To build a regression model with the lowest error to predict Sales Price of houses sold in Ames
-
Read 'train.csv' to clean and organise data
-
Create a regression model based on the Ames Housing Dataser to predict the price of a house at sales in Ames, IA using train-test split
-
Predict Sales Price using predictor values given in 'test.csv' to generate unknown data
- Data Preparation
- One Hot Encoding
- Feature Engineering
- Model Pre-Work
- Train/Test Spilt
- Instantiation
- Model Selection
- Prediction
- Summary
Refer to the data description.
-
Linear Regression
-
Ridge Regression
-
Lasso Regression
-
Elastic Net
Lasso Regression (Lasso) Model is chosen for the modelling of the Ames Housing data, for the prediction of Sale Price. The model is able to achieve a R2 score of 0.887, which means it covers 88.7% of the data. And a RMSE value of 31260 based on Kaggle submission.
30 features were used for the LR model:
Based on the coefficient, Total SF is the most significant variables that will affect the house price, followed by Overall Quality and Kitchen Quality, which makes sense. 1 square feet increase in the house area will increase the price by close to USD 40,000.

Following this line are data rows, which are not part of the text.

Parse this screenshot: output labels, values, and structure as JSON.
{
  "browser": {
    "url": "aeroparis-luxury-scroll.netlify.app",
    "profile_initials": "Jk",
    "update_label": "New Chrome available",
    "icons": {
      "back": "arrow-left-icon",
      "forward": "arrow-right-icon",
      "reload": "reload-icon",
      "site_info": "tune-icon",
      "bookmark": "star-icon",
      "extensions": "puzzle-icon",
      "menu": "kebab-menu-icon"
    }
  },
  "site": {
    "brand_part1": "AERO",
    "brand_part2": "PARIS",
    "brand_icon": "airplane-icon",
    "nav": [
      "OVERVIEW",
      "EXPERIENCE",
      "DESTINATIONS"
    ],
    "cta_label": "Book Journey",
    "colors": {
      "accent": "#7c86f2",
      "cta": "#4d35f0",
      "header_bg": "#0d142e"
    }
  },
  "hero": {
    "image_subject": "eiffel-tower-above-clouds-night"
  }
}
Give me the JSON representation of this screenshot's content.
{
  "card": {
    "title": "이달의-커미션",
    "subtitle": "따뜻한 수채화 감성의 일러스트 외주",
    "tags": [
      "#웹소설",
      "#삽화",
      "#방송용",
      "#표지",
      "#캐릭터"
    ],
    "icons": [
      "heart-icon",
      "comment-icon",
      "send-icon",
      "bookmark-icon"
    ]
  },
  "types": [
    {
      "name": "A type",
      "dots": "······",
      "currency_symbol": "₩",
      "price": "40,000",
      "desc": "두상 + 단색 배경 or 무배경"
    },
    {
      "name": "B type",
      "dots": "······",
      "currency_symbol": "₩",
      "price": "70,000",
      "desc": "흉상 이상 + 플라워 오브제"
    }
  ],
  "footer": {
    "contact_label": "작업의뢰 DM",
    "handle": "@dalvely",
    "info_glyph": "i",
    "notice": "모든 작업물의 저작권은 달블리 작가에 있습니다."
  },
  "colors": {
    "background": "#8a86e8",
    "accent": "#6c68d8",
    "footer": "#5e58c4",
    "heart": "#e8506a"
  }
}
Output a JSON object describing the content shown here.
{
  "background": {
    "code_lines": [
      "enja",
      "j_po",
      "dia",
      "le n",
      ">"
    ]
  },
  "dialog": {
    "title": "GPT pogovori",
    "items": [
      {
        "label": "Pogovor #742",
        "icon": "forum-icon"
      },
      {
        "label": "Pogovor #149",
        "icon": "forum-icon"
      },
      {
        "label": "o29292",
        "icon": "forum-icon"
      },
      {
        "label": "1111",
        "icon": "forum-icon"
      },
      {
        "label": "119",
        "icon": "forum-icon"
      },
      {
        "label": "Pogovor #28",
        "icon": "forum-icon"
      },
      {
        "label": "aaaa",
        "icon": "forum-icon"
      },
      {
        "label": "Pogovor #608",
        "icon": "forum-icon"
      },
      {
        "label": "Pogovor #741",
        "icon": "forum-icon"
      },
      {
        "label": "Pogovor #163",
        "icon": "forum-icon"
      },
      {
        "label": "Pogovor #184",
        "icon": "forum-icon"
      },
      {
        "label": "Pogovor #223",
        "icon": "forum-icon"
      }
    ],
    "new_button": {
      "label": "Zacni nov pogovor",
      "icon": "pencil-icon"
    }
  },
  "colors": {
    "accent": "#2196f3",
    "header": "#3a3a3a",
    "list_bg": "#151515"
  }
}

Also, we can observe that the top 4 neighbourhood that will increase the price positively are North Ridge Height, Stone Bridge, Green Hills and North Ridge.
Further research proved the model right as seen from the map above. Green Hills are a stone throw away from Iowa University and relatively close to Ames city center. North Ridge, North Ridge Height and Stone Bridge are within the upper class neighbourhood in Ames, with closeby malls, neighborhood center, parks and even a golf course (A sport for rich people!).
We can also possibly deduce where the other richer and poorer neighbourhood in AMES based on whether the neighbourhood has + or - coefficient on Sale Price.
Limitation
-Many variables were drop because of skewed data/null values
-Model will improve if the data collection is more comprehensive
-Errors increases when predicting sale price of higher range
-External Unknown variables not included
In summary, we can conclude that the LR model for the AMES housing dataset has addressed the problem statement of estimating Sale Price of AMES houses with lowest possible error.